I broke the plaque when the top 3' of the starting pillar came off when I started up this in last April, and the big block I pulled off smashed the plaque. I felt really bad about it, and took a ground fall in the process, but fortunately the big block didn't land on me!
By Robin
From: Albuquerque, NM
Mar 16, 2009

Dude you totally should have protected the plaque by placing your body between the pillar and the plaque.

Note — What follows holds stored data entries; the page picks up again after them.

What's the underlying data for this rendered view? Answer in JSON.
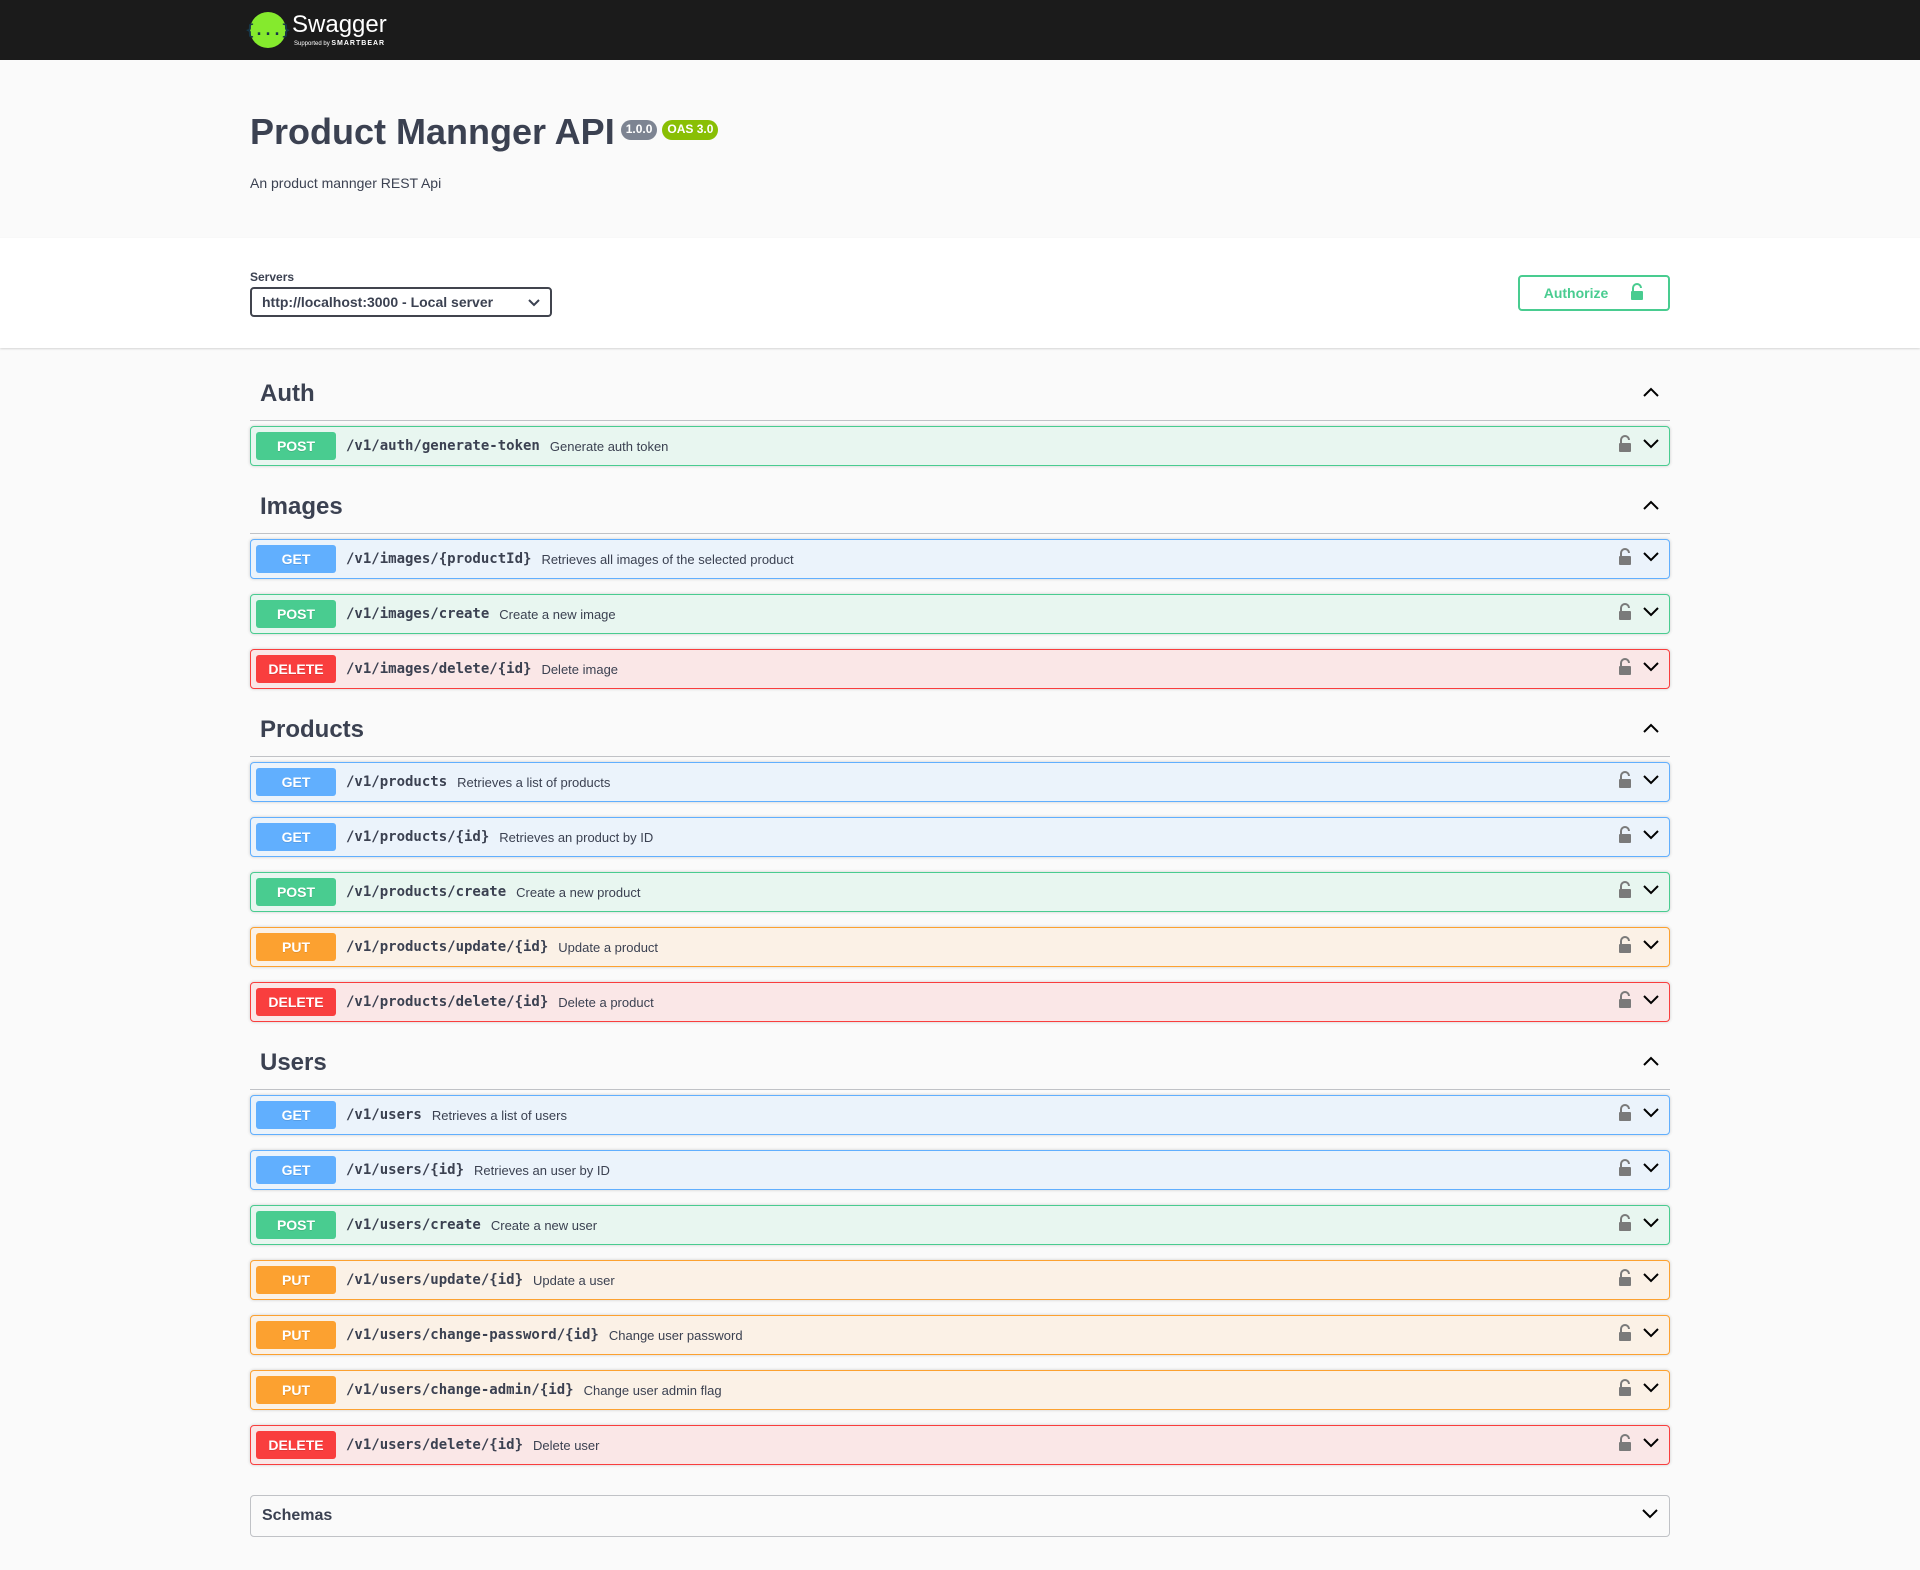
{
  "topbar": {
    "logo_name": "Swagger",
    "logo_sub_prefix": "Supported by",
    "logo_sub_brand": "SMARTBEAR",
    "logo_mark": "{...}"
  },
  "info": {
    "title": "Product Mannger API",
    "version": "1.0.0",
    "oas": "OAS 3.0",
    "description": "An product mannger REST Api"
  },
  "scheme": {
    "servers_label": "Servers",
    "selected_server": "http://localhost:3000 - Local server",
    "authorize_label": "Authorize"
  },
  "tags": [
    {
      "name": "Auth",
      "operations": [
        {
          "method": "POST",
          "path": "/v1/auth/generate-token",
          "summary": "Generate auth token"
        }
      ]
    },
    {
      "name": "Images",
      "operations": [
        {
          "method": "GET",
          "path": "/v1/images/{productId}",
          "summary": "Retrieves all images of the selected product"
        },
        {
          "method": "POST",
          "path": "/v1/images/create",
          "summary": "Create a new image"
        },
        {
          "method": "DELETE",
          "path": "/v1/images/delete/{id}",
          "summary": "Delete image"
        }
      ]
    },
    {
      "name": "Products",
      "operations": [
        {
          "method": "GET",
          "path": "/v1/products",
          "summary": "Retrieves a list of products"
        },
        {
          "method": "GET",
          "path": "/v1/products/{id}",
          "summary": "Retrieves an product by ID"
        },
        {
          "method": "POST",
          "path": "/v1/products/create",
          "summary": "Create a new product"
        },
        {
          "method": "PUT",
          "path": "/v1/products/update/{id}",
          "summary": "Update a product"
        },
        {
          "method": "DELETE",
          "path": "/v1/products/delete/{id}",
          "summary": "Delete a product"
        }
      ]
    },
    {
      "name": "Users",
      "operations": [
        {
          "method": "GET",
          "path": "/v1/users",
          "summary": "Retrieves a list of users"
        },
        {
          "method": "GET",
          "path": "/v1/users/{id}",
          "summary": "Retrieves an user by ID"
        },
        {
          "method": "POST",
          "path": "/v1/users/create",
          "summary": "Create a new user"
        },
        {
          "method": "PUT",
          "path": "/v1/users/update/{id}",
          "summary": "Update a user"
        },
        {
          "method": "PUT",
          "path": "/v1/users/change-password/{id}",
          "summary": "Change user password"
        },
        {
          "method": "PUT",
          "path": "/v1/users/change-admin/{id}",
          "summary": "Change user admin flag"
        },
        {
          "method": "DELETE",
          "path": "/v1/users/delete/{id}",
          "summary": "Delete user"
        }
      ]
    }
  ],
  "schemas": {
    "title": "Schemas"
  },
  "colors": {
    "get": "#61affe",
    "post": "#49cc90",
    "put": "#fca130",
    "delete": "#f93e3e",
    "topbar": "#1b1b1b",
    "accent_logo": "#85ea2d"
  },
  "icons": {
    "lock": "lock-icon",
    "expand": "chevron-down-icon",
    "collapse": "chevron-up-icon"
  }
}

Bones grow back, plaques don't....... :)
By Devin Fin
Jul 21, 2013

from the anchors to the start of the splitter can be stemmed bolts would be needed to make this happen but i have linked this 3 for 3 in all kinds of conditions hot, cold, im thinking of bolting this section ... what do the masses think , an adding its own anchor . 3 bolts at the most .. DF ...... Edited 11/2015 the bolts have sprouted!!! With its own anchor!!! Shit yea!!! Thanks to the creek folks who made this happen ... Has it been sent yet? Cuz I'm hot for teacher!!!
By Rob Dillon
Jan 26, 2014

Go for it.
By Jeff Scheuerell
May 5, 2017

DF, did you send? What does it go at?
By Rob Dillon
May 7, 2017

Talk to Luke Stefurak. I happened to be at the O. M. a couple seasons back and he was toproping it. 'Hard but doable' I think was his take. I believe the bolts are his.